Es war ganz eindeutig Genugtuung.
    15 Minuten
später verließen sie den Hof. Leo war gekommen, um seinen Chef abzuholen, er hatte
gebeten, kurz die Toilette benutzen zu dürfen und ebenfalls ein Glas eiskaltes Mineralwasser
hinuntergestürzt. Pestallozzi hatte Kathi Luggauer angeboten, sie nach Hause zu
bringen, aber die wollte lieber mit der Loibnerin fahren. Also hatten sie sich verabschiedet
und waren in dem silbernen Skoda davongebraust, die Loibnerin sah ihnen nach. Zwei
so fesche Männer sieht man hier selten, dachte sie. Die dürfen ruhig wiederkommen
und mich befragen.
    Leo fuhr
wie bei einer Rallye, Pestallozzi auf dem Beifahrersitz spürte alle seine Knochen
vibrieren. »Geh vom Gas«, sagte er, »auf fünf Minuten mehr oder weniger kommt es
jetzt auch nicht an.« Leo schaltete einen Gang zurück.
    »Weißt du
den Weg?«, fragte Pestallozzi.
    »Die Hütte
ist ja von jedem Punkt an diesem See aus zu sehen«, sagte Leo finster. »Aber ich
hab es mir beschreiben lassen, wie man am besten hinkommt. Rund um den Besitz ist
eine Mauer, wie im Mittelalter, es gibt drei Tore, aber nur eines ist geöffnet.
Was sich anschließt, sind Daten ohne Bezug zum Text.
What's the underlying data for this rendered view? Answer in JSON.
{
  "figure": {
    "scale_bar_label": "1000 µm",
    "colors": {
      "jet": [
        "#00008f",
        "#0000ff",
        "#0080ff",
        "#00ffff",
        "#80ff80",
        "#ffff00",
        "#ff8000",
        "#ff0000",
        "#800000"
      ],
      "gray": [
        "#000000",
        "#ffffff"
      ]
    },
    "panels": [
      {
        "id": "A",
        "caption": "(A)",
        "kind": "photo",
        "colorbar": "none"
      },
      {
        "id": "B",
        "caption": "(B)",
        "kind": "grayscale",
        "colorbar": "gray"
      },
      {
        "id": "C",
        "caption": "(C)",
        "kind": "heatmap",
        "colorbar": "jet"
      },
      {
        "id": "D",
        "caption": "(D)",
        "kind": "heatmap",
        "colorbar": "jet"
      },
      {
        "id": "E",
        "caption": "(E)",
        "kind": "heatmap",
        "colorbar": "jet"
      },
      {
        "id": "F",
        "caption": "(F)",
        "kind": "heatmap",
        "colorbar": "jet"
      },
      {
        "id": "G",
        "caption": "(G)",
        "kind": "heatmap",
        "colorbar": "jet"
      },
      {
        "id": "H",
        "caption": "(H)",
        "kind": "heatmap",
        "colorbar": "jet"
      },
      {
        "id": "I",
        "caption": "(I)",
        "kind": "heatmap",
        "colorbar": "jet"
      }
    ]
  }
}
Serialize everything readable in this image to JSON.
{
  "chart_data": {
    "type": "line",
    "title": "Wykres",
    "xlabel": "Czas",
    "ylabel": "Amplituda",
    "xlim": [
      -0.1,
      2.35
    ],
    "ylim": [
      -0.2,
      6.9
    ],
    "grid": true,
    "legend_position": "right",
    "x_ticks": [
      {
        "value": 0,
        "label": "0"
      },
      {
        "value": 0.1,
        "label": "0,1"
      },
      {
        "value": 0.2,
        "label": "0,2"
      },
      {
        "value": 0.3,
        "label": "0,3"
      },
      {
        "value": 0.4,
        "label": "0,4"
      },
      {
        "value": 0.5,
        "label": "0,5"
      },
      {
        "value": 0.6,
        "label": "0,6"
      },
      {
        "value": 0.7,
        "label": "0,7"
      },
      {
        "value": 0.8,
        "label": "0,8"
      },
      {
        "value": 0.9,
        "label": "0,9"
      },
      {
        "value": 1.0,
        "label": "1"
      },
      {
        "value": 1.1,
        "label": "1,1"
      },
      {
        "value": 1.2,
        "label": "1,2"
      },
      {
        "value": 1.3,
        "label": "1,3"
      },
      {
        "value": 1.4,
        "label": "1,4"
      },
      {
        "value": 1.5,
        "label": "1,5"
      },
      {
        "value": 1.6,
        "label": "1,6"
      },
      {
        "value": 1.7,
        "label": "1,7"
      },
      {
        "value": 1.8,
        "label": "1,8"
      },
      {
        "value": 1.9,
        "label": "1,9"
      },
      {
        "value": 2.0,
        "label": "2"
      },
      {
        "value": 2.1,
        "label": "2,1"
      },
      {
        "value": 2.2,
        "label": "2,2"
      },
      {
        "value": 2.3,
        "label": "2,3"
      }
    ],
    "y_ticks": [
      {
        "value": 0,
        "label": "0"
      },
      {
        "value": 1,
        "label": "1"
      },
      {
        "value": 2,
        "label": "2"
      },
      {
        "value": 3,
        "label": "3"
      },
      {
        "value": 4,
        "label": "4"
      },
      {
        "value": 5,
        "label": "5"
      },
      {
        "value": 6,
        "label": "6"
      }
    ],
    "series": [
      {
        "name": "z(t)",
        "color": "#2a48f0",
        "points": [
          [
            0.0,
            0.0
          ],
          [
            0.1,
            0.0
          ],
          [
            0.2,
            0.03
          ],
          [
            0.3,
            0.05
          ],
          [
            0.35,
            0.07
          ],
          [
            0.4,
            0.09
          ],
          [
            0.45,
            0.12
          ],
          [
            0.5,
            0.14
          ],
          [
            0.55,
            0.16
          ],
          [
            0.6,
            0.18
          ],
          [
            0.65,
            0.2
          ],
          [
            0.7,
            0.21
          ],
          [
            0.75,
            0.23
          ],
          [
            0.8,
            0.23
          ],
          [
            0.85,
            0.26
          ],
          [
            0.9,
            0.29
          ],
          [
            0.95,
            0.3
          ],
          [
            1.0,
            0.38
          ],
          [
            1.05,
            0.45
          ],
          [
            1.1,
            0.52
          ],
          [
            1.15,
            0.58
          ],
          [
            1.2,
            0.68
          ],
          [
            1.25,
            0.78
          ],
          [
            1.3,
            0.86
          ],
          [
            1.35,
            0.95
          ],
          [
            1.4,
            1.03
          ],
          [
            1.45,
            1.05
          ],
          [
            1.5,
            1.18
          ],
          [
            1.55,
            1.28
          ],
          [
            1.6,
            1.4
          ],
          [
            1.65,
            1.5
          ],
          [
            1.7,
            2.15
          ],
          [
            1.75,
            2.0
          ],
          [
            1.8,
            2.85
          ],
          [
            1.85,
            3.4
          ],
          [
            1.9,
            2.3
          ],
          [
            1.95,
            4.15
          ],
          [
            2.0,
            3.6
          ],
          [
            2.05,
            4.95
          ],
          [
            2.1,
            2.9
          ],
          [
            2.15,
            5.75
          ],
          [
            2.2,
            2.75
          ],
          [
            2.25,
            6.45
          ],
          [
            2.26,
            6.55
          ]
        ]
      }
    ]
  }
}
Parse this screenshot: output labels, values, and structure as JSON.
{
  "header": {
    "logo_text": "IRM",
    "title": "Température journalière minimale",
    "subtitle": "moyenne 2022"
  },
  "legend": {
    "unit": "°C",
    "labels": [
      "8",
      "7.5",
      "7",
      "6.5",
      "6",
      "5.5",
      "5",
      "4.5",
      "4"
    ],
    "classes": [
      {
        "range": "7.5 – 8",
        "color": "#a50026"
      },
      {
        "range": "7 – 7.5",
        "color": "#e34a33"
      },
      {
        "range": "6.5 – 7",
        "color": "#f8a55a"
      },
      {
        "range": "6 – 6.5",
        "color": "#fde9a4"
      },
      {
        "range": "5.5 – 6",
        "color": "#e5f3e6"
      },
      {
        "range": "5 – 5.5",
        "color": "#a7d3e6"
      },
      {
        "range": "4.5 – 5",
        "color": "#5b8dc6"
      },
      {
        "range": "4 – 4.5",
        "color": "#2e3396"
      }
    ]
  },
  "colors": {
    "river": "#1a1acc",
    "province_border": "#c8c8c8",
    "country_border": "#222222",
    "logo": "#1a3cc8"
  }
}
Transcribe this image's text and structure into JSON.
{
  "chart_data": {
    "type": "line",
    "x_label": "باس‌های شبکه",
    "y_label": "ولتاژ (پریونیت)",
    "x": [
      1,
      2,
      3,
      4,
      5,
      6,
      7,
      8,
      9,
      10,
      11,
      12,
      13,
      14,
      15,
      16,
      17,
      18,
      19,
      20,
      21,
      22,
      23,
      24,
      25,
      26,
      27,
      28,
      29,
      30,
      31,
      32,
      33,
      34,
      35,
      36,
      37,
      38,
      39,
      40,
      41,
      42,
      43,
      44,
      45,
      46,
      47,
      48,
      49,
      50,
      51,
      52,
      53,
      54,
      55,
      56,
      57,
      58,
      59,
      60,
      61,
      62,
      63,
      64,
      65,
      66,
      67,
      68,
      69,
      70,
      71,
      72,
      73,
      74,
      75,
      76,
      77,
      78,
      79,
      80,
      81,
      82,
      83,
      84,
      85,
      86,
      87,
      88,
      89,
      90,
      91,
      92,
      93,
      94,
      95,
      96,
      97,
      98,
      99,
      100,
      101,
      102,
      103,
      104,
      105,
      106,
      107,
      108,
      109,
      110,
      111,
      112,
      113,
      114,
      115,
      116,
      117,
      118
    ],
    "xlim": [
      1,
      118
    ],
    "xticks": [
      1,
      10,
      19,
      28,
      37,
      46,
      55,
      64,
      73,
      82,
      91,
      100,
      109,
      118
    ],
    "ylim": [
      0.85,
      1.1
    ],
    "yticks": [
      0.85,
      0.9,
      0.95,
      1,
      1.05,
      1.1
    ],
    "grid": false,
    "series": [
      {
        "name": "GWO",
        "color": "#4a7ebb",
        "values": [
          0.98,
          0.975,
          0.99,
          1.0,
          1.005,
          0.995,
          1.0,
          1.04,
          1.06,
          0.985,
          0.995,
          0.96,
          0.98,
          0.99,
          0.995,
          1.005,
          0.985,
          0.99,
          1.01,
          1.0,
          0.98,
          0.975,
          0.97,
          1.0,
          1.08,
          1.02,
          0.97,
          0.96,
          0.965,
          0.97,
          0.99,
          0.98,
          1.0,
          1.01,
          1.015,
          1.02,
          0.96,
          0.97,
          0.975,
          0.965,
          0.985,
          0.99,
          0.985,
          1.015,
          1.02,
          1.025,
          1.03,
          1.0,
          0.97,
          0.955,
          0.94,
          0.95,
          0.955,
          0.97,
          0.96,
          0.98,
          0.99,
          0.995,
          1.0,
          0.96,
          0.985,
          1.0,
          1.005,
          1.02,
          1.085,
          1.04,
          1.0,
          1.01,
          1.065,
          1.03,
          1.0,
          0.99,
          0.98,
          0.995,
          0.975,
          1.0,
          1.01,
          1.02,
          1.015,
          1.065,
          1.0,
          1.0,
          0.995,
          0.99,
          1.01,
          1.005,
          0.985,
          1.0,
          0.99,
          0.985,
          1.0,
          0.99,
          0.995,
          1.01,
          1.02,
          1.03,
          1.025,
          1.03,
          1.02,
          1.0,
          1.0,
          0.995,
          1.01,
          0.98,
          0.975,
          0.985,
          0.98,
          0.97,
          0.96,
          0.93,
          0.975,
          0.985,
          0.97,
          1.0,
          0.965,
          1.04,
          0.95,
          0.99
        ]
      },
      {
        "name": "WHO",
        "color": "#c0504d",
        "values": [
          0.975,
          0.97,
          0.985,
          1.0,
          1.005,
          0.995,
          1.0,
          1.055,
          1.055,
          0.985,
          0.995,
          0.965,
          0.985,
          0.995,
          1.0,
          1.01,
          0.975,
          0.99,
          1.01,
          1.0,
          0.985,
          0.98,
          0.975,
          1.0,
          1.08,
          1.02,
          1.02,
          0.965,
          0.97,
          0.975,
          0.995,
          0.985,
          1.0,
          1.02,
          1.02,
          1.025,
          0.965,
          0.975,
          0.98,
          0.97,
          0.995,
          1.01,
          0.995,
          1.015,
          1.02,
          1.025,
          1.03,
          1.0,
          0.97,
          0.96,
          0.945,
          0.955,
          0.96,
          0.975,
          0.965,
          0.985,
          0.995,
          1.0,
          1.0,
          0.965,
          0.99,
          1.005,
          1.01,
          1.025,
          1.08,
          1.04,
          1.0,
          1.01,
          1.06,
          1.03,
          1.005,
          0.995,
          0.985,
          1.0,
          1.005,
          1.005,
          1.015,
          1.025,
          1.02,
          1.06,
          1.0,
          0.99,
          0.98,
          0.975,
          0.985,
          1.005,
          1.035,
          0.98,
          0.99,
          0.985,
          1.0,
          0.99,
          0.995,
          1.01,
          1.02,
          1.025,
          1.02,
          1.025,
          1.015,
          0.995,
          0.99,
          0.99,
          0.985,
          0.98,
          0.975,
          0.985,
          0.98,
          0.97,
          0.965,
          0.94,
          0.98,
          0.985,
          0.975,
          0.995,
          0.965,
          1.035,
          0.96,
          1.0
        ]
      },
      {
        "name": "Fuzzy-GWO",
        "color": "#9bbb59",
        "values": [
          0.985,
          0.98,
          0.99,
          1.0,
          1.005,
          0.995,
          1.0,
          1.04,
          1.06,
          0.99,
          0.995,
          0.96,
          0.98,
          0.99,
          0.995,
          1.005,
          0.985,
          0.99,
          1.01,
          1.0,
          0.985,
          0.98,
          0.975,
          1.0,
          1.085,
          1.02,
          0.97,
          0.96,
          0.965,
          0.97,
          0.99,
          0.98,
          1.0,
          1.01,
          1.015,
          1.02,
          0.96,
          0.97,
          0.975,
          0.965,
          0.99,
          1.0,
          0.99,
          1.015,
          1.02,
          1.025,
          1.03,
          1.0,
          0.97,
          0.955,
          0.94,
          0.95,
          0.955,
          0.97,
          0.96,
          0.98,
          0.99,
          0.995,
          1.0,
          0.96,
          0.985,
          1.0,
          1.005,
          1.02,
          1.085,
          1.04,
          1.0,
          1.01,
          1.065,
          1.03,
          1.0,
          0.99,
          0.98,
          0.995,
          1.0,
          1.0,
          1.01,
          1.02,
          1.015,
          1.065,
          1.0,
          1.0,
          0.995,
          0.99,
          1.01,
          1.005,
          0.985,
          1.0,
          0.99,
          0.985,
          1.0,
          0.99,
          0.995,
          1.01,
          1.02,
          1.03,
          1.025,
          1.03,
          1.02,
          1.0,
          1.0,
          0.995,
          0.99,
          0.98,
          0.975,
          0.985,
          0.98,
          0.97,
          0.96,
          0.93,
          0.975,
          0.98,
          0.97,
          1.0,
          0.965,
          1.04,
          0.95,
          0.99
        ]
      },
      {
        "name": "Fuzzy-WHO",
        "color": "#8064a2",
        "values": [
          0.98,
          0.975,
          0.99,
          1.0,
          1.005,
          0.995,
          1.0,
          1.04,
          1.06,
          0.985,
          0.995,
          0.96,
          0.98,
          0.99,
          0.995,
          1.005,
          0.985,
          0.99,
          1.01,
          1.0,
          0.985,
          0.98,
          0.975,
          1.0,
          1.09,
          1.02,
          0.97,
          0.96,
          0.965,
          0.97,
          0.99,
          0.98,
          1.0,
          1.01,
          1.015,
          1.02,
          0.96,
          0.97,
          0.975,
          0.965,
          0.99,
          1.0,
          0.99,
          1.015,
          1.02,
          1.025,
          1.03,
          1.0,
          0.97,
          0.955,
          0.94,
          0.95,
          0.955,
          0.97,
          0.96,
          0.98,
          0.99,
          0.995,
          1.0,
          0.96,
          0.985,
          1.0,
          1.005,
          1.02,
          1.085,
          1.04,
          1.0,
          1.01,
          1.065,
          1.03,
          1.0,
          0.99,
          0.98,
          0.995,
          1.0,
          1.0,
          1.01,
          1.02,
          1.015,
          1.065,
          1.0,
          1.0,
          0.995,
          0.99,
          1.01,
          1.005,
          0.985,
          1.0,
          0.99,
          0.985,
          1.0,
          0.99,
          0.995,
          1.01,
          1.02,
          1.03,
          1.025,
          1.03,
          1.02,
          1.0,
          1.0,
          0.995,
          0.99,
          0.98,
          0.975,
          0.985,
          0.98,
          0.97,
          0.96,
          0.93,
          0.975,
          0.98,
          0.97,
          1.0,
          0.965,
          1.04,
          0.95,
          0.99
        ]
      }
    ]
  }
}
Manchmal. Zu dem müssen wir hin.«
    »Hoffentlich
sind noch keine Journalisten da.«
    »Diese Schmeißfliegen
sind sicher schon da. So was lassen sich die nicht entgehen. Das ist doch fast so
gut wie die Hochzeit von irgend so einer Kronprinzessin.«
    Sie fuhren
die Uferstraße entlang, Pestallozzi kam die Stimmung rundum wie eine Fata Morgana
vor. Familien radelten unter den Alleebäumen der Promenade, in den Eisdielen saßen
die Urlauber vor Bananensplit und Coup Melba, zottelige Pferde zogen eine Kutsche
mit Kindern. Rechts von ihnen schaukelte der tiefdunkelblaue See mit weißen Schaumkrönchen
und weißen Segelbooten, links stiegen die Hügel hinauf zum Bergkamm, grün bewaldet,
zwischen den Bäumen schimmerten die Hotels und Villen. Schräg, etwa einen Kilometer
auf einem der Hügel vor ihnen, ragten Türme aus dem Geäst, sie erinnerten Pestallozzi
an die Burg, die er als Kind einmal aus einem Bastelbogen ausgeschnitten und sorgsam
auf Karton geklebt und zusammengebaut hatte. Seine kleine Schwester hatte sich dann
daraufgesetzt, aber ohne böse Absicht.
    »Im Präsidium
ist der Teufel los«, sagte Leo mitten in Pestallozzis Grübeleien hinein. »Der Präsident
hat schon zweimal angerufen, er bricht sogar seinen Urlaub in Venedig ab, was sagt
man dazu. Wenn irgendein kleiner Beamter angeschossen wird, dann unterbricht der
nicht einmal seinen Campari am Markusplatz. Aber natürlich, wenn so ein …« Leo brach
ab.
    »Weißt du
schon mehr über den Gleinegg?«
    »Eigentlich
nur das, was eh jeder weiß und was immer über ihn in der Zeitung steht. Großgrundbesitzer,
Jäger, Vater von der Henriette, das ist diese Tussi, die bei allen Premieren über
den roten Teppich stöckelt. Vier Töchter und ein Sohn, die Frau ist schon seit Jahren
tot, offenbar hat er erst spät geheiratet. Eine italienische Adelige, logo. Einmal
hat er angeblich ein Fernsehteam aus dem Haus geworfen, weil ihn die ganz schlicht
mit Herr Gleinegg angeredet haben und nicht mit ›Hochwohlgeboren‹, das muss man
sich einmal vorstellen.« Leo schnaufte, er war ganz entschieden kein Monarchist.
    »Die Sache
hat allerhöchste Priorität, lässt uns der Präsident übrigens ausrichten. Ja, was
denn sonst! Morgen früh um acht ist große Sitzung, es kommen angeblich sogar so
Wichtigtuer aus Wien. Der Alte scheint eine Menge Verbindungen und Einfluss gehabt
zu haben.«
    Pestallozzi
nickte. Sie rumpelten nun über eine steile Straße, die scharf links vom Ufer wegführte.